Ethereum price rockets to all-time-high as 'meme coins' also surge

Ethereum rockets to all-time-high as ‘meme coins’ also surge amid a volatile week for cryptocurrencies

  • Ether is up 9.9% against sterling to £3,143 since Thursday morning 
  • Bitcoin has pulled back gains after Wednesday’s crypto flash crash 
  • ‘Meme coin’ shiba inu has rapidly risen to become 8th largest coin


The world’s second largest cryptocurrency has rocketed to an all-time-high, following crypto top dog bitcoin’s assent to its highest ever peak last week.

Ether, which underpins the ethereum blockchain network, is up 10.3 per cent versus the US dollar to $4,332 since Thursday morning and 9.9 per cent against sterling to £3,143.

The price of the world’s biggest cryptocurrency, bitcoin, also bounced back above $60,000 yesterday, after Wednesday’s flash crash saw hundreds of billions of dollars wiped off the value of the crypto market.

It has been a volatile week for cryptocurrencies after Wednesday's flash crash

It has been a volatile week for cryptocurrencies after Wednesday’s flash crash

Despite Wednesday’s drawdown, cryptocurrency markets have rallied sharply in re-cent weeks, and ether is up over 60 per cent since its late September trough.

Bitcoin hit its record high of $67,016 on 20 October and has risen by roughly 50 per cent since late September.
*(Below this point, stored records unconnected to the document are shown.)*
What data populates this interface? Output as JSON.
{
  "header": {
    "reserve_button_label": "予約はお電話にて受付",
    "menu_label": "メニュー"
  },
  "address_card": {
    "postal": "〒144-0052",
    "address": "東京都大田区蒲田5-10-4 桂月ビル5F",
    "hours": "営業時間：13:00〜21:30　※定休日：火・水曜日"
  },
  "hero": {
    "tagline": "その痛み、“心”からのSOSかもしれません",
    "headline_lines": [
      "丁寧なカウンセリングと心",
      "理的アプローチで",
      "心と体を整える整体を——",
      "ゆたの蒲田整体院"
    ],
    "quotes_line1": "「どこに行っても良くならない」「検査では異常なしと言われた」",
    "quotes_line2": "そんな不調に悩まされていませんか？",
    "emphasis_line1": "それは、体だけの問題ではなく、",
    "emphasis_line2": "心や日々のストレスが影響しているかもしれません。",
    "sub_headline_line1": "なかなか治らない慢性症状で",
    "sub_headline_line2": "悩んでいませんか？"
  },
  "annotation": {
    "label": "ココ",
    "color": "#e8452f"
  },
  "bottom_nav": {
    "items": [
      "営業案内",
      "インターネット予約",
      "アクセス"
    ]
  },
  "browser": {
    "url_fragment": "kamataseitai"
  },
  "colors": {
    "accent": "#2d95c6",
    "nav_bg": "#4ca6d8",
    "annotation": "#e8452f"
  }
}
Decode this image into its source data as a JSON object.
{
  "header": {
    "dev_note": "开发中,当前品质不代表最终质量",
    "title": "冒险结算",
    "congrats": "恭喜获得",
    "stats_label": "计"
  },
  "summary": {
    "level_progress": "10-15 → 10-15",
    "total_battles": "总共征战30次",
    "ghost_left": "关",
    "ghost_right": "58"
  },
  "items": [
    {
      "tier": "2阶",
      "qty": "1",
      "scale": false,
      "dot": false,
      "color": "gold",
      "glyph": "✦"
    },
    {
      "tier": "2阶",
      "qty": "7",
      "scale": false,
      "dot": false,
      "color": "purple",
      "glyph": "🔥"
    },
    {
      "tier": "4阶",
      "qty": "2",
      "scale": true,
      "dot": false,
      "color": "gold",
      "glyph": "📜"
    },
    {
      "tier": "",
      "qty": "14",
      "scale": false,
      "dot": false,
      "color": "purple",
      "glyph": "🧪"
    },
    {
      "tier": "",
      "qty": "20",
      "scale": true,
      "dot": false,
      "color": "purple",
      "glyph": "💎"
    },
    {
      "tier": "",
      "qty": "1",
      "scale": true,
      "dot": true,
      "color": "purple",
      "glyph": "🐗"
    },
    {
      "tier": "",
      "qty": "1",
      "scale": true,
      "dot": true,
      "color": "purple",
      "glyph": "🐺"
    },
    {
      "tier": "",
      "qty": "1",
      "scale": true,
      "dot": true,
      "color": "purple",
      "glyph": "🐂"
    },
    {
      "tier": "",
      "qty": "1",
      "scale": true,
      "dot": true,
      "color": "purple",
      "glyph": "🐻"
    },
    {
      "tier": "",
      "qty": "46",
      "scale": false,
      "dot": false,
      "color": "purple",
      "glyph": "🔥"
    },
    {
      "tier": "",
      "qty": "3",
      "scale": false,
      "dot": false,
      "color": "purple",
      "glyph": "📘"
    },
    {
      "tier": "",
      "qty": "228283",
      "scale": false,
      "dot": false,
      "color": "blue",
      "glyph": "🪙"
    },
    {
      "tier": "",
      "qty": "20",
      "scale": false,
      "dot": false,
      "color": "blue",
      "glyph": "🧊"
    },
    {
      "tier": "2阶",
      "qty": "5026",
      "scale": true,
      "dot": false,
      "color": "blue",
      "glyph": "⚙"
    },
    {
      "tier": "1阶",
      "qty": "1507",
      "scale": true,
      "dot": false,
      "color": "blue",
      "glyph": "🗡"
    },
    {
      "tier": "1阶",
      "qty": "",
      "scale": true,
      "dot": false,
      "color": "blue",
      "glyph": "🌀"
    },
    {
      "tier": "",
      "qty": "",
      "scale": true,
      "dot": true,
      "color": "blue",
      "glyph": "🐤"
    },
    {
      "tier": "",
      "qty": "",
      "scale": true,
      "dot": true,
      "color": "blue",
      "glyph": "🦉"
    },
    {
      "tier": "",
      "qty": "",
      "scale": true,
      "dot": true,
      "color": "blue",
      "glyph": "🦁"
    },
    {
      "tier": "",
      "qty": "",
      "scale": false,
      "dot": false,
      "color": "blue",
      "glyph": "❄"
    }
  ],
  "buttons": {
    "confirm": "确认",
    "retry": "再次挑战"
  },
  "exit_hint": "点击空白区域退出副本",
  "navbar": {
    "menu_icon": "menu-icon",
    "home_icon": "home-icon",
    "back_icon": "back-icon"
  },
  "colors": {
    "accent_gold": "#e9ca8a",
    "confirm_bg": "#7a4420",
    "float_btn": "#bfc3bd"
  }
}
Among the biggest recent movers in cryptocurrencies however, is so-called ‘meme coin’ shiba inu, the price of which has rocketed by around 160 per cent this week to become the world’s eighth largest token.
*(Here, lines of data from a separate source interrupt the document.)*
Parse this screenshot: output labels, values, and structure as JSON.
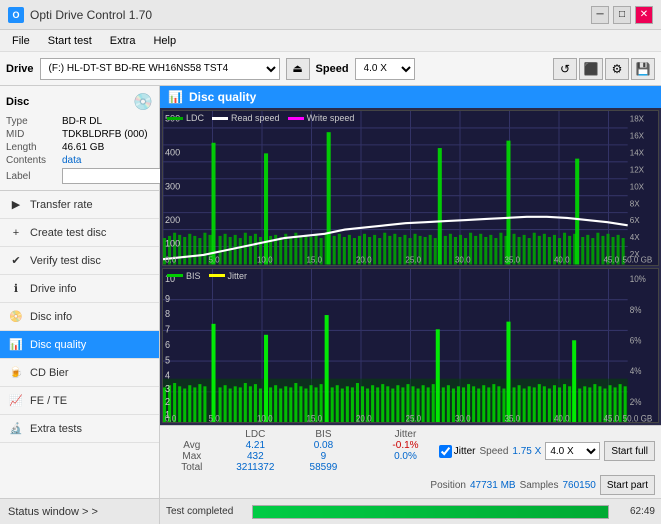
{
  "titleBar": {
    "appName": "Opti Drive Control 1.70",
    "minBtn": "─",
    "maxBtn": "□",
    "closeBtn": "✕"
  },
  "menuBar": {
    "items": [
      "File",
      "Start test",
      "Extra",
      "Help"
    ]
  },
  "driveBar": {
    "driveLabel": "Drive",
    "driveValue": "(F:)  HL-DT-ST BD-RE  WH16NS58 TST4",
    "speedLabel": "Speed",
    "speedValue": "4.0 X"
  },
  "sidebar": {
    "discTitle": "Disc",
    "discInfo": {
      "type": {
        "label": "Type",
        "value": "BD-R DL"
      },
      "mid": {
        "label": "MID",
        "value": "TDKBLDRFB (000)"
      },
      "length": {
        "label": "Length",
        "value": "46.61 GB"
      },
      "contents": {
        "label": "Contents",
        "value": "data"
      },
      "label": {
        "label": "Label",
        "value": ""
      }
    },
    "navItems": [
      {
        "id": "transfer-rate",
        "label": "Transfer rate",
        "icon": "▶"
      },
      {
        "id": "create-test-disc",
        "label": "Create test disc",
        "icon": "💿"
      },
      {
        "id": "verify-test-disc",
        "label": "Verify test disc",
        "icon": "✔"
      },
      {
        "id": "drive-info",
        "label": "Drive info",
        "icon": "ℹ"
      },
      {
        "id": "disc-info",
        "label": "Disc info",
        "icon": "📀"
      },
      {
        "id": "disc-quality",
        "label": "Disc quality",
        "icon": "📊",
        "active": true
      },
      {
        "id": "cd-bier",
        "label": "CD Bier",
        "icon": "🍺"
      },
      {
        "id": "fe-te",
        "label": "FE / TE",
        "icon": "📈"
      },
      {
        "id": "extra-tests",
        "label": "Extra tests",
        "icon": "🔬"
      }
    ],
    "statusWindow": "Status window > >"
  },
  "qualityHeader": {
    "title": "Disc quality"
  },
  "chart1": {
    "legend": [
      {
        "label": "LDC",
        "color": "#00aa00"
      },
      {
        "label": "Read speed",
        "color": "#ffffff"
      },
      {
        "label": "Write speed",
        "color": "#ff00ff"
      }
    ],
    "yLabels": [
      "18X",
      "16X",
      "14X",
      "12X",
      "10X",
      "8X",
      "6X",
      "4X",
      "2X"
    ]
  },
  "chart2": {
    "legend": [
      {
        "label": "BIS",
        "color": "#00cc00"
      },
      {
        "label": "Jitter",
        "color": "#ffff00"
      }
    ],
    "yLabels": [
      "10%",
      "8%",
      "6%",
      "4%",
      "2%"
    ]
  },
  "stats": {
    "columns": [
      "",
      "LDC",
      "BIS",
      "",
      "Jitter",
      "Speed",
      "",
      ""
    ],
    "avg": {
      "ldc": "4.21",
      "bis": "0.08",
      "jitter": "-0.1%"
    },
    "max": {
      "ldc": "432",
      "bis": "9",
      "jitter": "0.0%"
    },
    "total": {
      "ldc": "3211372",
      "bis": "58599"
    },
    "speedVal": "1.75 X",
    "speedSelect": "4.0 X",
    "position": "47731 MB",
    "samples": "760150",
    "startFull": "Start full",
    "startPart": "Start part"
  },
  "progressBar": {
    "statusText": "Test completed",
    "progressPct": 100,
    "timeText": "62:49"
  }
}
A spinoff of dogecoin, which itself was born as a meme coin in 2013, shiba inu has risen by around 750,000 per cent since January.
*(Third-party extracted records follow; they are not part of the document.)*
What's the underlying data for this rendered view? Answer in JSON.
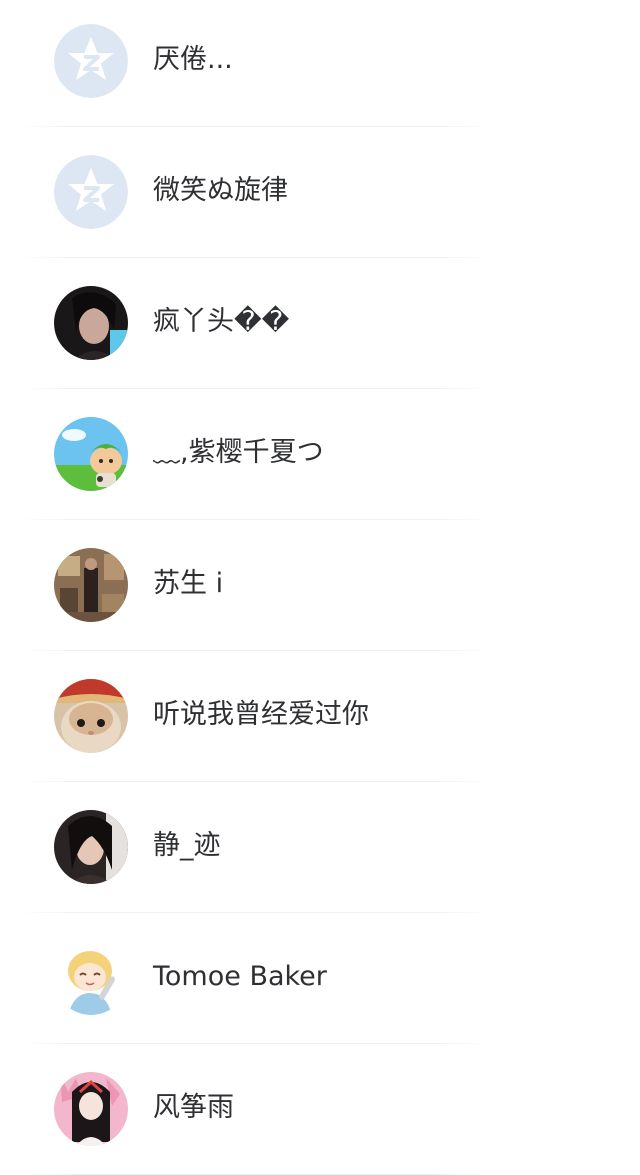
{
  "contacts": [
    {
      "name": "厌倦...",
      "avatar": "qq-default-star-icon"
    },
    {
      "name": "微笑ぬ旋律",
      "avatar": "qq-default-star-icon"
    },
    {
      "name": "疯丫头��",
      "avatar": "dark-portrait-photo"
    },
    {
      "name": "﹏,紫樱千夏つ",
      "avatar": "cartoon-mascot-meadow"
    },
    {
      "name": "苏生 i",
      "avatar": "room-photo"
    },
    {
      "name": "听说我曾经爱过你",
      "avatar": "hamster-photo"
    },
    {
      "name": "静_迹",
      "avatar": "dark-hair-portrait-photo"
    },
    {
      "name": "Tomoe Baker",
      "avatar": "anime-blonde-girl"
    },
    {
      "name": "风筝雨",
      "avatar": "pink-doll-photo"
    }
  ],
  "colors": {
    "background": "#ffffff",
    "name_text": "#2f3033",
    "divider": "#eef0f2",
    "default_avatar_bg": "#dde7f4",
    "default_avatar_star": "#ffffff"
  }
}
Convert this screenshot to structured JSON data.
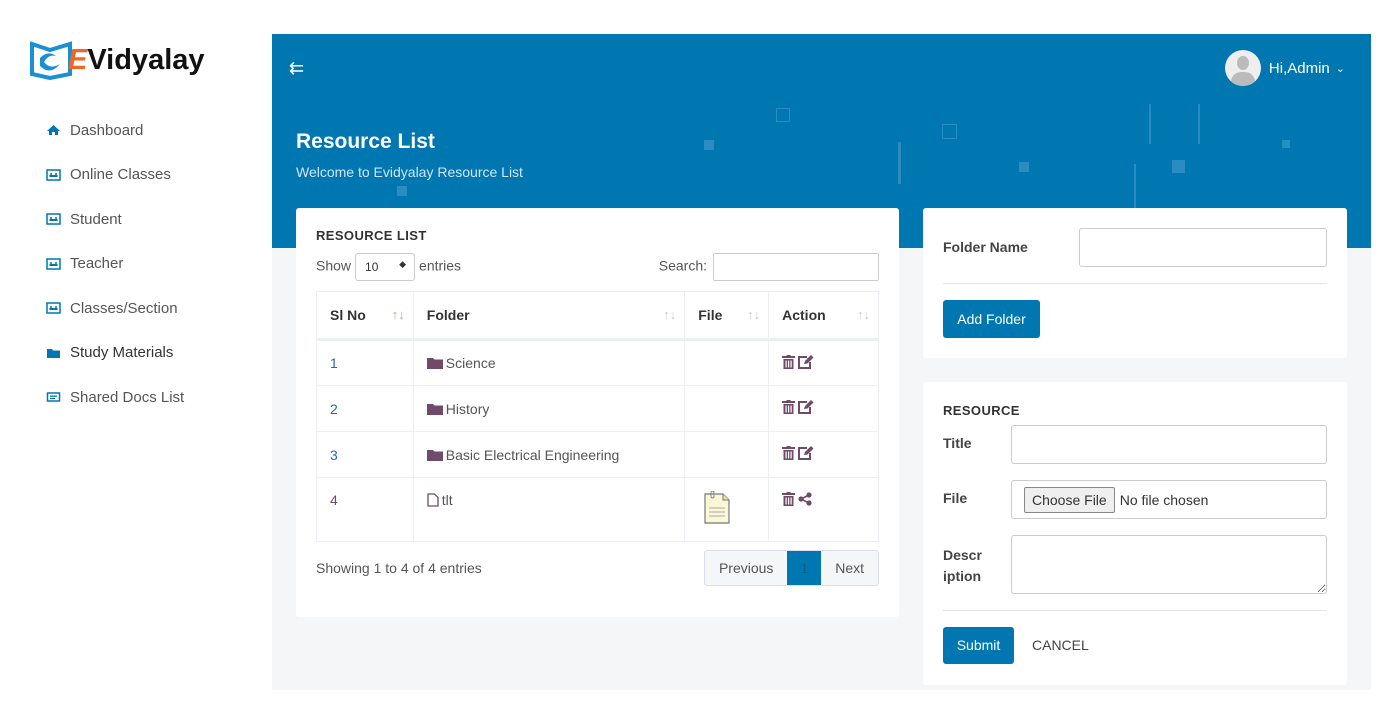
{
  "brand": {
    "logo_text_e": "E",
    "logo_text_rest": "Vidyalay"
  },
  "sidebar": {
    "items": [
      {
        "label": "Dashboard",
        "icon": "home-icon"
      },
      {
        "label": "Online Classes",
        "icon": "presentation-icon"
      },
      {
        "label": "Student",
        "icon": "presentation-icon"
      },
      {
        "label": "Teacher",
        "icon": "presentation-icon"
      },
      {
        "label": "Classes/Section",
        "icon": "presentation-icon"
      },
      {
        "label": "Study Materials",
        "icon": "folder-icon",
        "active": true
      },
      {
        "label": "Shared Docs List",
        "icon": "id-card-icon"
      }
    ]
  },
  "header": {
    "greeting": "Hi,Admin",
    "title": "Resource List",
    "subtitle": "Welcome to Evidyalay Resource List"
  },
  "list": {
    "heading": "RESOURCE LIST",
    "show_label": "Show",
    "entries_value": "10",
    "entries_label": "entries",
    "search_label": "Search:",
    "columns": [
      "Sl No",
      "Folder",
      "File",
      "Action"
    ],
    "rows": [
      {
        "no": "1",
        "name": "Science",
        "type": "folder"
      },
      {
        "no": "2",
        "name": "History",
        "type": "folder"
      },
      {
        "no": "3",
        "name": "Basic Electrical Engineering",
        "type": "folder"
      },
      {
        "no": "4",
        "name": "tlt",
        "type": "file"
      }
    ],
    "info": "Showing 1 to 4 of 4 entries",
    "prev": "Previous",
    "page": "1",
    "next": "Next"
  },
  "folder_form": {
    "label": "Folder Name",
    "value": "",
    "button": "Add Folder"
  },
  "resource_form": {
    "heading": "RESOURCE",
    "title_label": "Title",
    "file_label": "File",
    "choose_file": "Choose File",
    "no_file": "No file chosen",
    "desc_label_1": "Descr",
    "desc_label_2": "iption",
    "submit": "Submit",
    "cancel": "CANCEL"
  },
  "colors": {
    "primary": "#0077b1",
    "icon": "#704a68"
  }
}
Meme coins are typically referred to as such because they serve little or no practical use, while more established cryptocurrencies either provide a new payment option or access to exclusive incentives – such is the case with ether and ethereum.

Rick Meckler, partner at Cherry Lane Investments said: ‘It seems driven by fad buyers hoping to get in now and flip later to what will need to be a new series of buyers at even higher prices.

‘This makes it closer to a collectible market than a currency market, and as such de-termining value with traditional analysis seems impossible.’